Le cavallette – Ovvero vita nell'Italia ai tempi di Renzi

http://scenarieconomici.it 4/1/2016

Le cavallette – Ovvero vita nell’Italia ai tempi di Renzi



Insospettito dal numero di consulenze milionarie vinte e dalla parentela ho fatto qualche verifica alla ricerca dei meriti accademici dell’Illustre Giovane Avvocato e, naturalmente, ne ho trovati abbastanza per assopire i miei sospetti. Ho infatti scoperto che la Signora collabora con uno Studio di Milano ed e presta consulenza ad uno di Roma, che nel Maggio 2013 ha frequentato un corso di 23 ore su “La sintesi del diritto dei trust”, che è iscritta ai patrocinanti in cassazione, che nel 2009 (mentre il marito era Ministro di Giustizia ) ha ottenuto il titolo di conciliatore per le controversie bancarie societarie e di intermediazione finanziaria dal ADR Center Spa, organismo (naturalmente) accreditato dal Ministero della Giustizia.


Davanti a questa enorme mole di titoli accademici non mi sono potuto esimere dal domandarmi se essi sarebbero stati comunque sufficienti a superare l’handicap che certamente ha subito dal portarsi addosso un legame così impegnativo, ed a superare magari altri giovani e non più giovani avvocati con altri titoli accademici e carriere pesanti dovuti sicuramente quelli sì a raccomandazioni e conoscenze. Deve essere proprio brava: almeno come la figlia della Fornero o il figlio di Monti.

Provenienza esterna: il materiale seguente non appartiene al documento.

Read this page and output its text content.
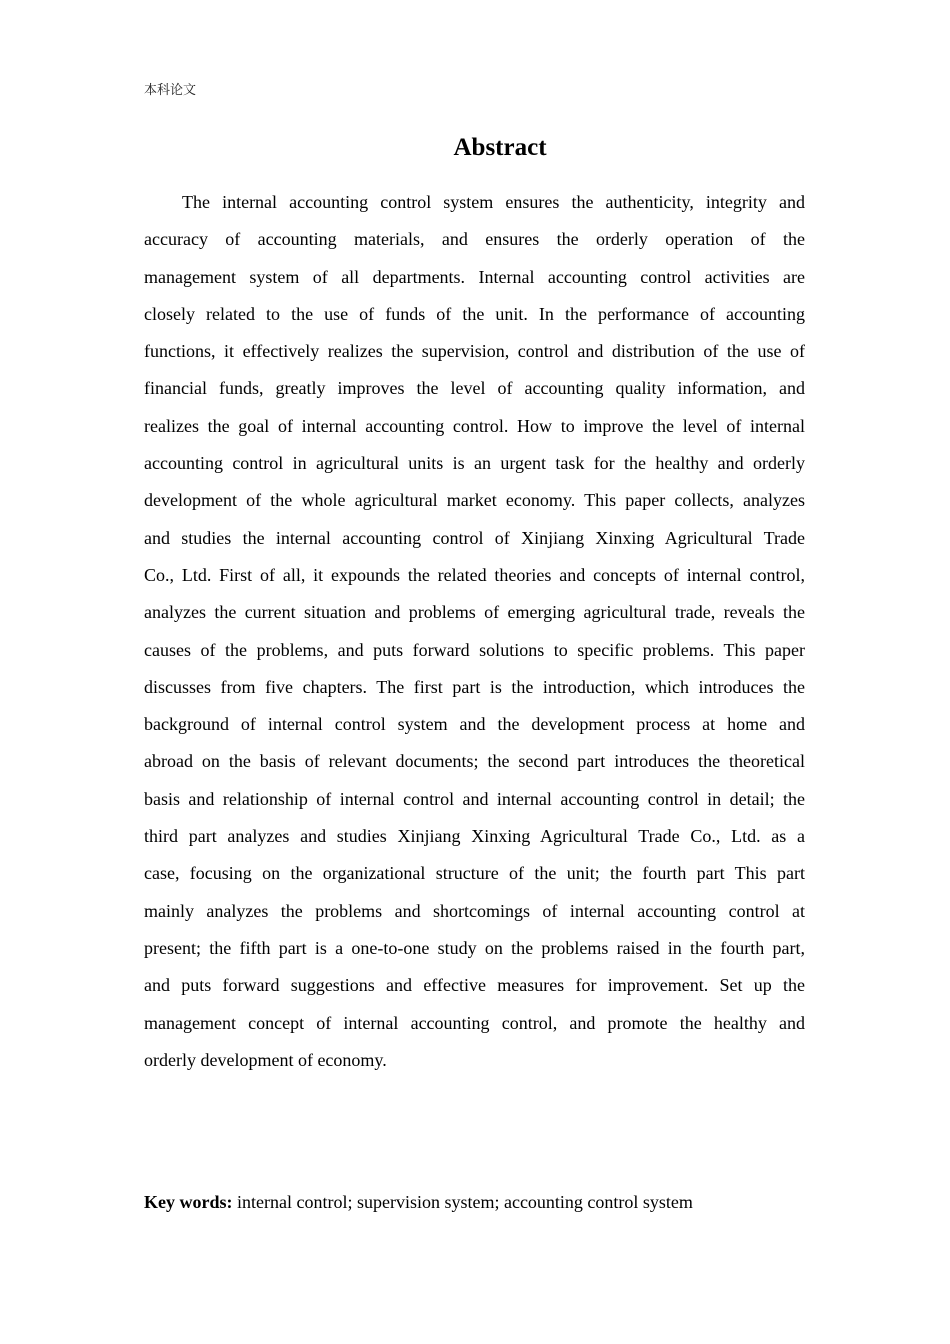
本科论文
Abstract
The internal accounting control system ensures the authenticity, integrity and
accuracy of accounting materials, and ensures the orderly operation of the
management system of all departments. Internal accounting control activities are
closely related to the use of funds of the unit. In the performance of accounting
functions, it effectively realizes the supervision, control and distribution of the use of
financial funds, greatly improves the level of accounting quality information, and
realizes the goal of internal accounting control. How to improve the level of internal
accounting control in agricultural units is an urgent task for the healthy and orderly
development of the whole agricultural market economy. This paper collects, analyzes
and studies the internal accounting control of Xinjiang Xinxing Agricultural Trade
Co., Ltd. First of all, it expounds the related theories and concepts of internal control,
analyzes the current situation and problems of emerging agricultural trade, reveals the
causes of the problems, and puts forward solutions to specific problems. This paper
discusses from five chapters. The first part is the introduction, which introduces the
background of internal control system and the development process at home and
abroad on the basis of relevant documents; the second part introduces the theoretical
basis and relationship of internal control and internal accounting control in detail; the
third part analyzes and studies Xinjiang Xinxing Agricultural Trade Co., Ltd. as a
case, focusing on the organizational structure of the unit; the fourth part This part
mainly analyzes the problems and shortcomings of internal accounting control at
present; the fifth part is a one-to-one study on the problems raised in the fourth part,
and puts forward suggestions and effective measures for improvement. Set up the
management concept of internal accounting control, and promote the healthy and
orderly development of economy.
Key words: internal control; supervision system; accounting control system
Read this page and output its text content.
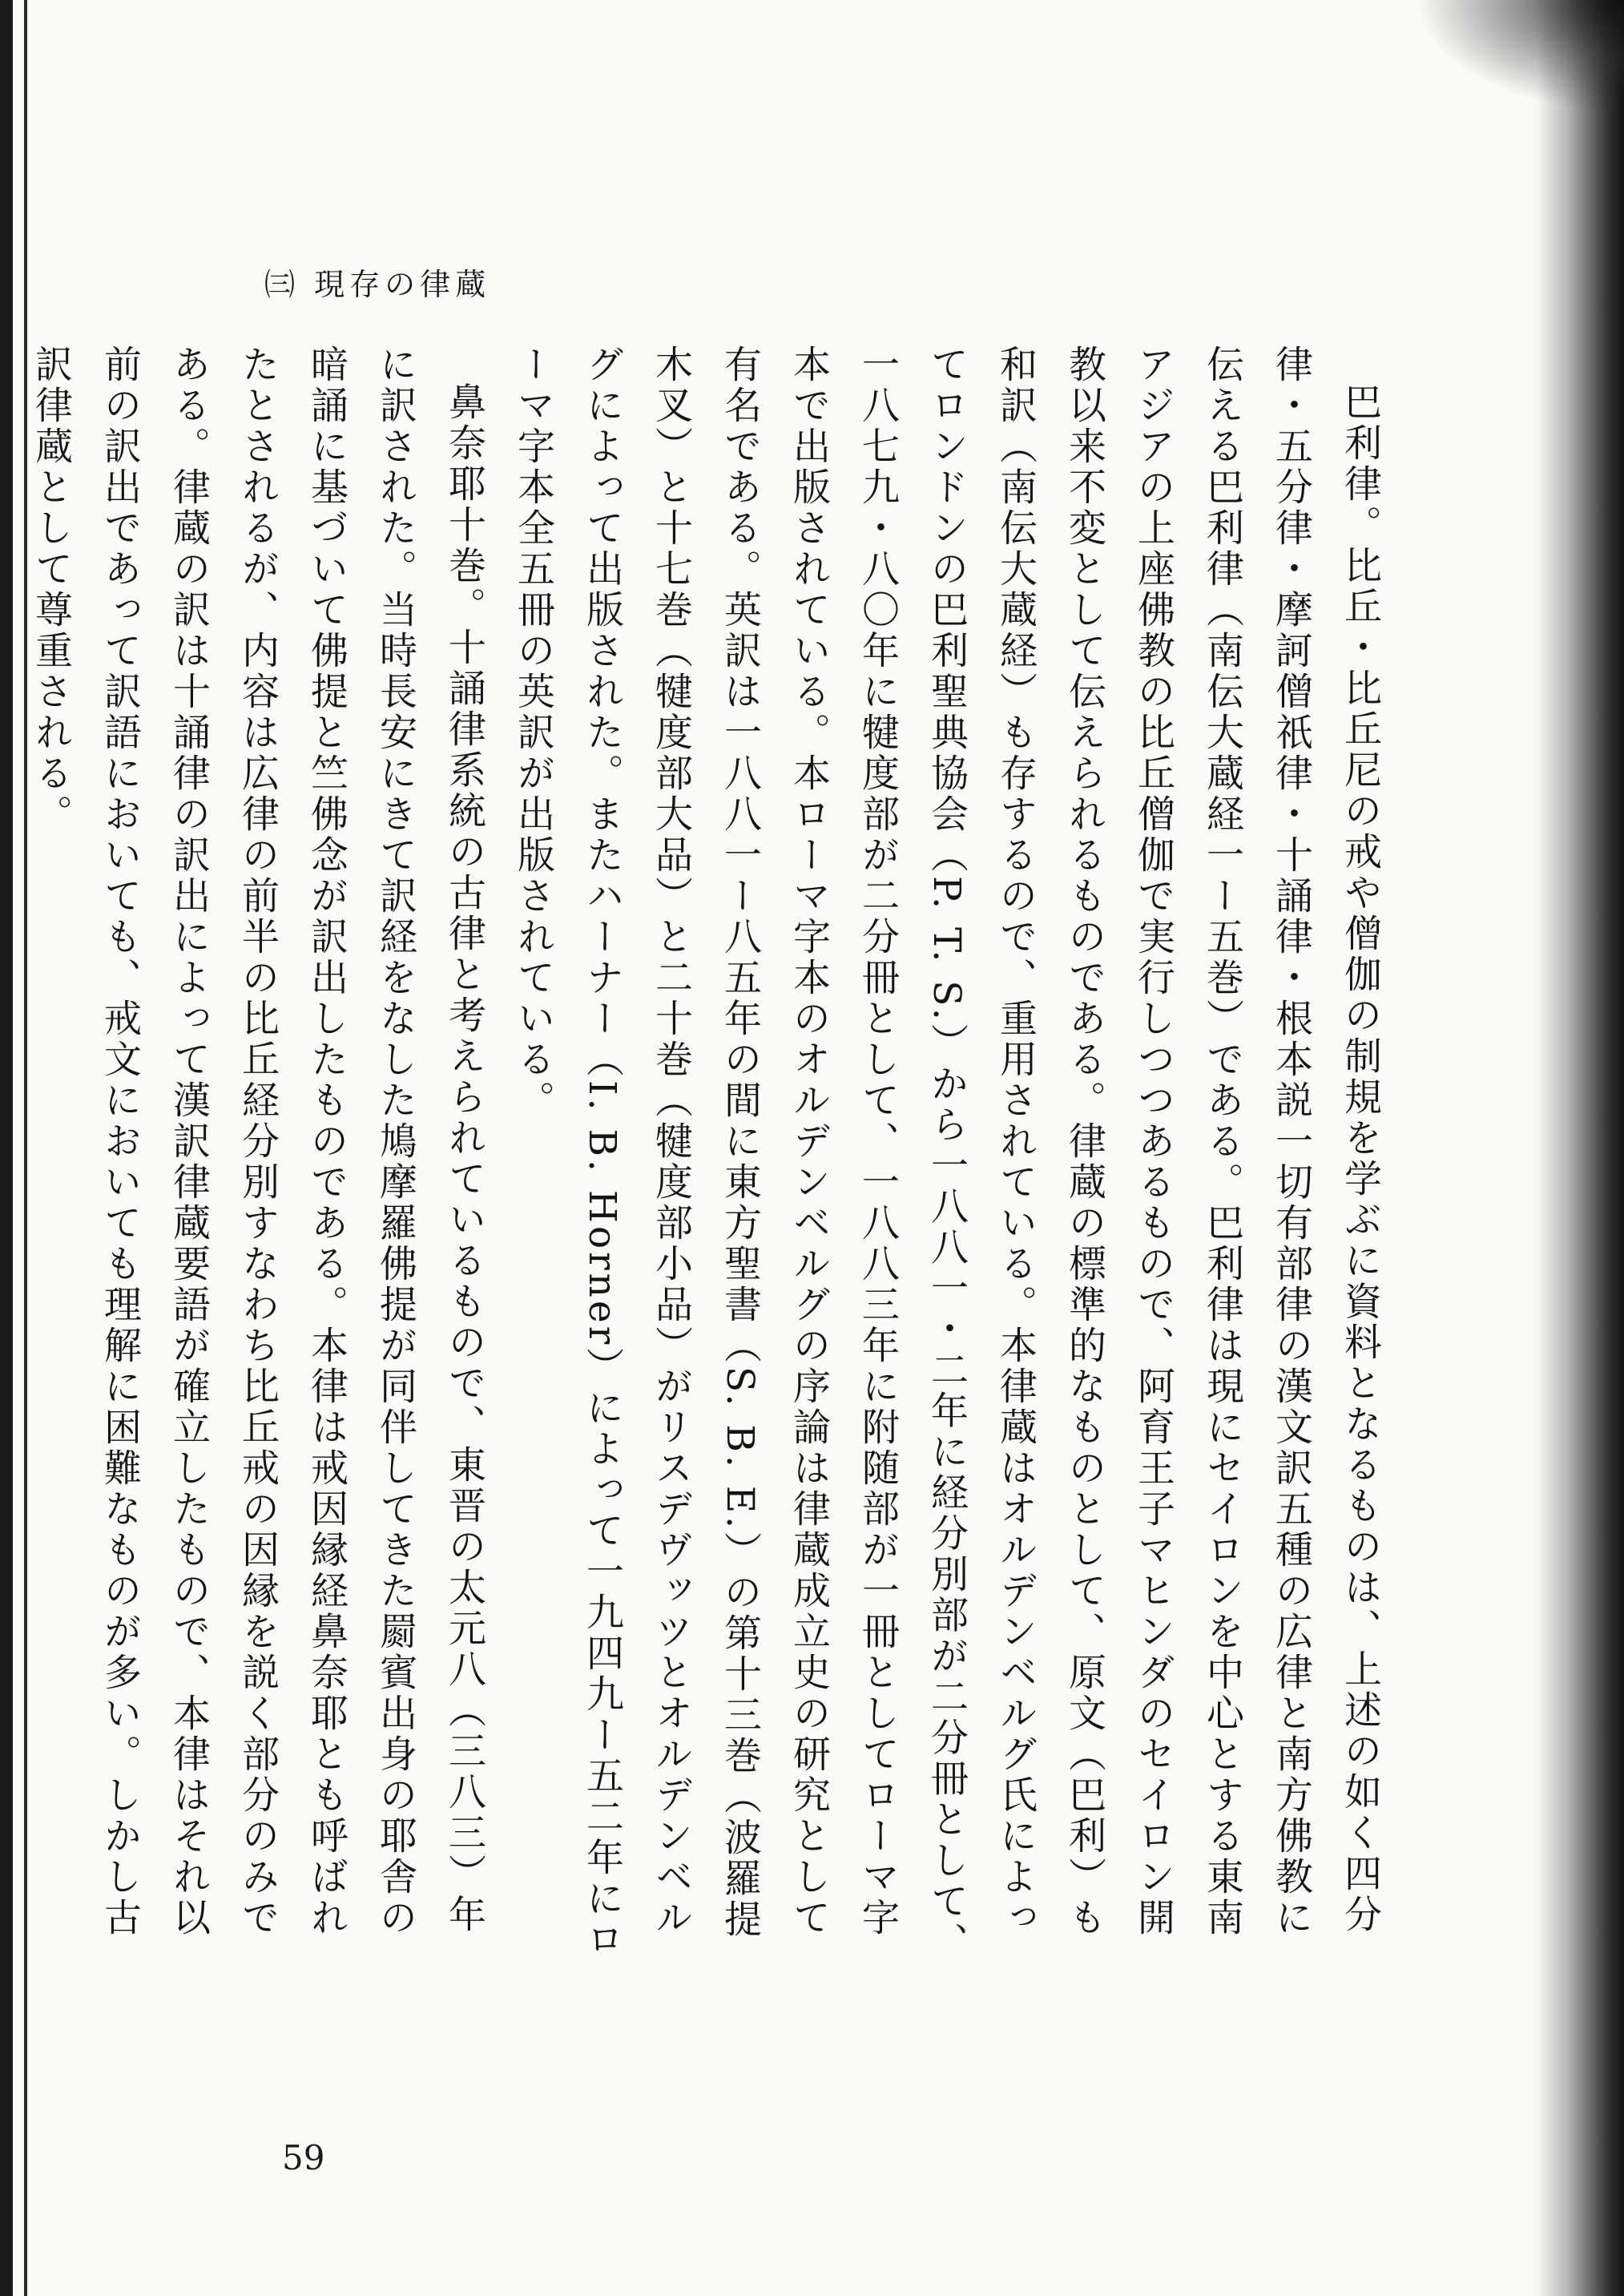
㈢ 現存の律蔵

巴利律。比丘・比丘尼の戒や僧伽の制規を学ぶに資料となるものは、上述の如く四分律・五分律・摩訶僧祇律・十誦律・根本説一切有部律の漢文訳五種の広律と南方佛教に伝える巴利律（南伝大蔵経一ー五巻）である。巴利律は現にセイロンを中心とする東南アジアの上座佛教の比丘僧伽で実行しつつあるもので、阿育王子マヒンダのセイロン開教以来不変として伝えられるものである。律蔵の標準的なものとして、原文（巴利）も和訳（南伝大蔵経）も存するので、重用されている。本律蔵はオルデンベルグ氏によってロンドンの巴利聖典協会（P. T. S.）から一八八一・二年に経分別部が二分冊として、一八七九・八〇年に犍度部が二分冊として、一八八三年に附随部が一冊としてローマ字本で出版されている。本ローマ字本のオルデンベルグの序論は律蔵成立史の研究として有名である。英訳は一八八一ー八五年の間に東方聖書（S. B. E.）の第十三巻（波羅提木叉）と十七巻（犍度部大品）と二十巻（犍度部小品）がリスデヴッツとオルデンベルグによって出版された。またハーナー（I. B. Horner）によって一九四九ー五二年にローマ字本全五冊の英訳が出版されている。

鼻奈耶十巻。十誦律系統の古律と考えられているもので、東晋の太元八（三八三）年に訳された。当時長安にきて訳経をなした鳩摩羅佛提が同伴してきた罽賓出身の耶舎の暗誦に基づいて佛提と竺佛念が訳出したものである。本律は戒因縁経鼻奈耶とも呼ばれたとされるが、内容は広律の前半の比丘経分別すなわち比丘戒の因縁を説く部分のみである。律蔵の訳は十誦律の訳出によって漢訳律蔵要語が確立したもので、本律はそれ以前の訳出であって訳語においても、戒文においても理解に困難なものが多い。しかし古訳律蔵として尊重される。

59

Perché se così non fosse dovremmo trarre la conclusione che siamo governati da una classe dirigente fatta di cavallette. In ogni caso quando Mattarella (in modo un po’ prolisso) nel suo discorso di fine d’anno diceva


Ricevo ogni giorno molte lettere e, in questo mio primo anno di presidenza, in giro per l’Italia e al Quirinale, ho incontrato tante persone e conosciuto le loro storie. Parlano di coraggio, di impegno, di spirito d’impresa, di dedizione agli altri, di senso del dovere e del bene comune, di capacità professionali, di eccellenza nella ricerca. E non si tratta di eccezioni. Nei miei colloqui con i rappresentanti di altri Paesi, in Italia e all’estero, ho sempre colto una considerazione e una fiducia nei confronti dell’Italia e degli italiani maggiori di quanto, a volte, noi stessi siamo disposti a riconoscere. L’Italia è ricca di persone e di esperienze positive. A tutte loro deve andare il nostro grazie.


Ha dimenticato tra le successive citazioni femminili di nominare la moglie di Alfano nelle cose che ci devono rendere orgogliosi di questa Italia e di chi la rappresenta facendo un’incredibile omissione .


PS. N°1 E’ vero che il Cavaliere si atteggiava spesso messianicamente a Gesù Cristo in terra ma mi sembra che i 30 denari di Giuda abbiano subito una notevole inflazione. Meno male che Mattarella non ha parlato di ciò: avrebbe preoccupato gli italiani ; altro che il bail-in o bail-out!
PS n°2 Ricordo ai giovani laureati italiani costretti a emigrare o a vivere di lavoretti precari che tale situazione è colpa loro. Non sono abbastanza brillanti.. o non hanno le relazioni giuste.